Possibilidade de pleito indenizatório por danos morais em embargos de terceiro

REsp 1.703.707 – Ministro Marco Aurélio Bellizze – Terceira Turma

Sessão por videoconferência de 25.5.2021

Será objeto de análise da Terceira Turma do STJ acórdão do Tribunal de Justiça do Rio Grande do Sul no qual assentada a impossibilidade de cumular-se, na ação de embargos de terceiro (destinada a resolver turbação ou esbulho na posse por ato de apreensão judicial injustamente imposta em processo que o embargante não integra), pedido de indenização pelo dano moral decorrente dessa supressão da posse.

O recorrente afirma a viabilidade do pedido, considerando a aplicação do procedimento comum de tramitação da ação, em interpretação sistemática dos arts. 327, § 2º, e 674 do Código de Processo Civil, que dispõem:

Art. 327. É lícita a cumulação, em um único processo, contra o mesmo réu, de vários pedidos, ainda que entre eles não haja conexão. […]
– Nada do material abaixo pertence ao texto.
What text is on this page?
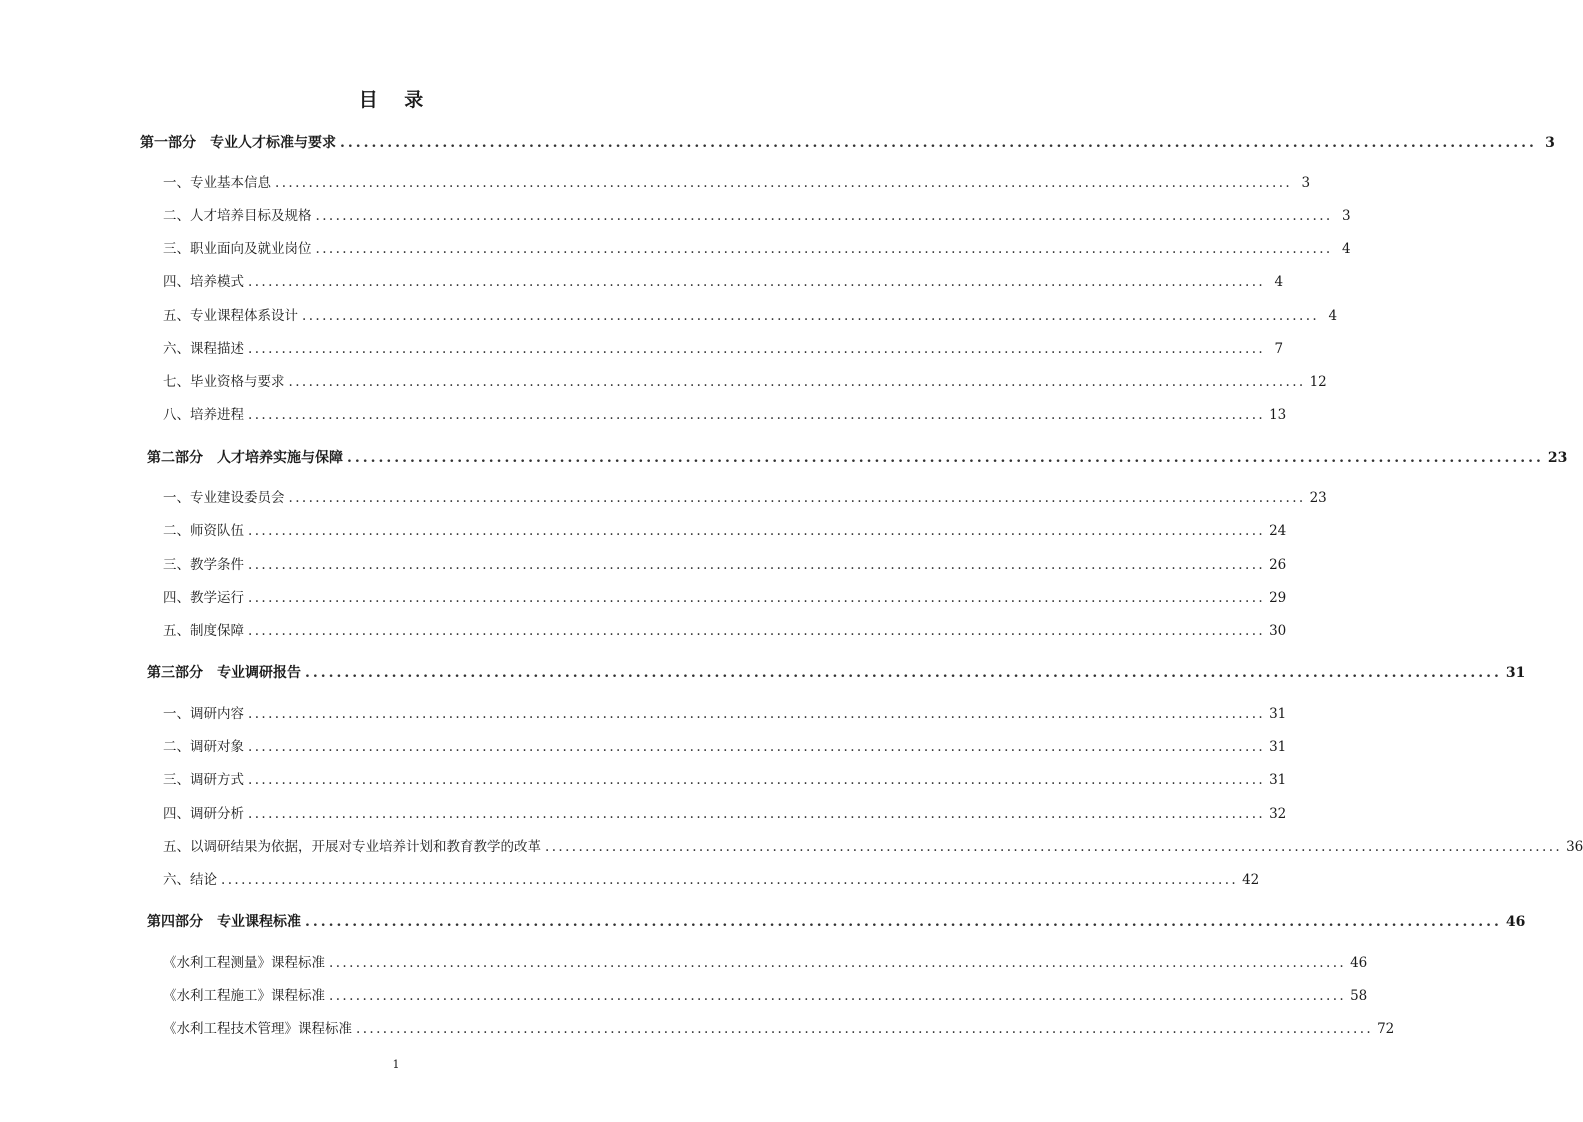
目 录
第一部分　专业人才标准与要求 ........................................................................................................................................................ 3
一、专业基本信息 ........................................................................................................................................................ 3
二、人才培养目标及规格 ........................................................................................................................................................ 3
三、职业面向及就业岗位 ........................................................................................................................................................ 4
四、培养模式 ........................................................................................................................................................ 4
五、专业课程体系设计 ........................................................................................................................................................ 4
六、课程描述 ........................................................................................................................................................ 7
七、毕业资格与要求 ........................................................................................................................................................ 12
八、培养进程 ........................................................................................................................................................ 13
第二部分　人才培养实施与保障 ........................................................................................................................................................ 23
一、专业建设委员会 ........................................................................................................................................................ 23
二、师资队伍 ........................................................................................................................................................ 24
三、教学条件 ........................................................................................................................................................ 26
四、教学运行 ........................................................................................................................................................ 29
五、制度保障 ........................................................................................................................................................ 30
第三部分　专业调研报告 ........................................................................................................................................................ 31
一、调研内容 ........................................................................................................................................................ 31
二、调研对象 ........................................................................................................................................................ 31
三、调研方式 ........................................................................................................................................................ 31
四、调研分析 ........................................................................................................................................................ 32
五、以调研结果为依据，开展对专业培养计划和教育教学的改革 ........................................................................................................................................................ 36
六、结论 ........................................................................................................................................................ 42
第四部分　专业课程标准 ........................................................................................................................................................ 46
《水利工程测量》课程标准 ........................................................................................................................................................ 46
《水利工程施工》课程标准 ........................................................................................................................................................ 58
《水利工程技术管理》课程标准 ........................................................................................................................................................ 72
1
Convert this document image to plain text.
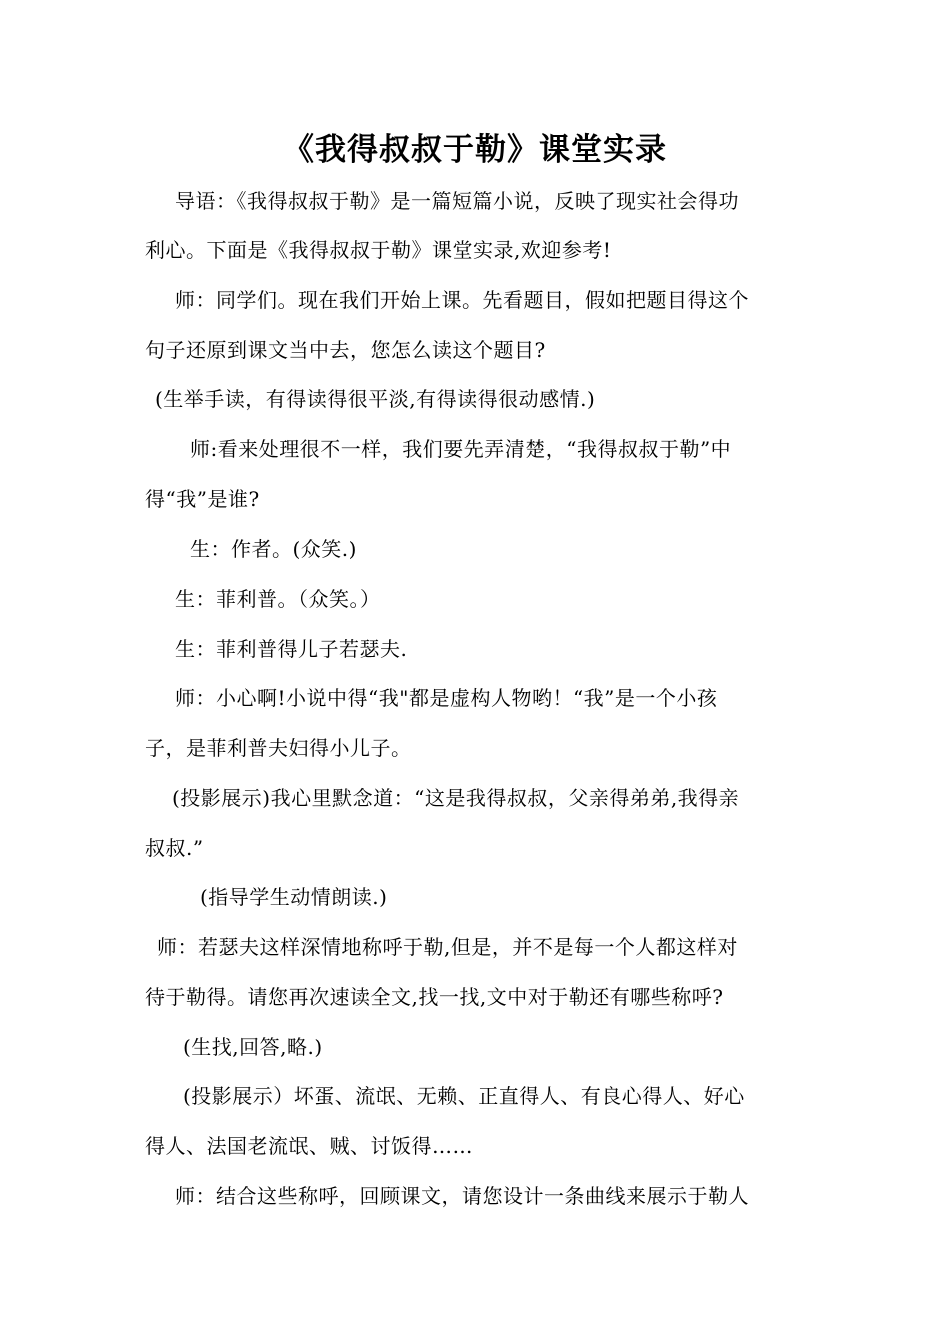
《我得叔叔于勒》课堂实录
导语：《我得叔叔于勒》是一篇短篇小说，反映了现实社会得功
利心。下面是《我得叔叔于勒》课堂实录,欢迎参考!
师：同学们。现在我们开始上课。先看题目，假如把题目得这个
句子还原到课文当中去，您怎么读这个题目?
(生举手读，有得读得很平淡,有得读得很动感情.)
师:看来处理很不一样，我们要先弄清楚，“我得叔叔于勒”中
得“我”是谁?
生：作者。(众笑.)
生：菲利普。（众笑。）
生：菲利普得儿子若瑟夫.
师：小心啊!小说中得“我"都是虚构人物哟！“我”是一个小孩
子，是菲利普夫妇得小儿子。
(投影展示)我心里默念道：“这是我得叔叔，父亲得弟弟,我得亲
叔叔.”
(指导学生动情朗读.)
师：若瑟夫这样深情地称呼于勒,但是，并不是每一个人都这样对
待于勒得。请您再次速读全文,找一找,文中对于勒还有哪些称呼?
(生找,回答,略.)
(投影展示）坏蛋、流氓、无赖、正直得人、有良心得人、好心
得人、法国老流氓、贼、讨饭得……
师：结合这些称呼，回顾课文，请您设计一条曲线来展示于勒人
§ 2º Quando, para cada pedido, corresponder tipo diverso de procedimento, será admitida a cumulação se o autor empregar o procedimento comum, sem prejuízo do emprego das técnicas processuais diferenciadas previstas nos procedimentos especiais a que se sujeitam um ou mais pedidos cumulados, que não forem incompatíveis com as disposições sobre o procedimento comum.

Art. 674. Quem, não sendo parte no processo, sofrer constrição ou ameaça de constrição sobre bens que possua ou sobre os quais tenha direito incompatível com o ato constritivo, poderá requerer seu desfazimento ou sua inibição por meio de embargos de terceiro.

§ 1º Os embargos podem ser de terceiro proprietário, inclusive fiduciário, ou possuidor.

§ 2º Considera-se terceiro, para ajuizamento dos embargos:

I – o cônjuge ou companheiro, quando defende a posse de bens próprios ou de sua meação, ressalvado o disposto no art. 843 ;

II – o adquirente de bens cuja constrição decorreu de decisão que declara a ineficácia da alienação realizada em fraude à execução;

III – quem sofre constrição judicial de seus bens por força de desconsideração da personalidade jurídica, de cujo incidente não fez parte;

IV – o credor com garantia real para obstar expropriação judicial do objeto de direito real de garantia, caso não tenha sido intimado, nos termos legais dos atos expropriatórios respectivos.

Em 25.5.2021: Proclamação Final de Julgamento: A Terceira Turma, por unanimidade, negou provimento ao recurso especial, nos termos do voto do(a) Sr(a). Ministro(a) Relator(a).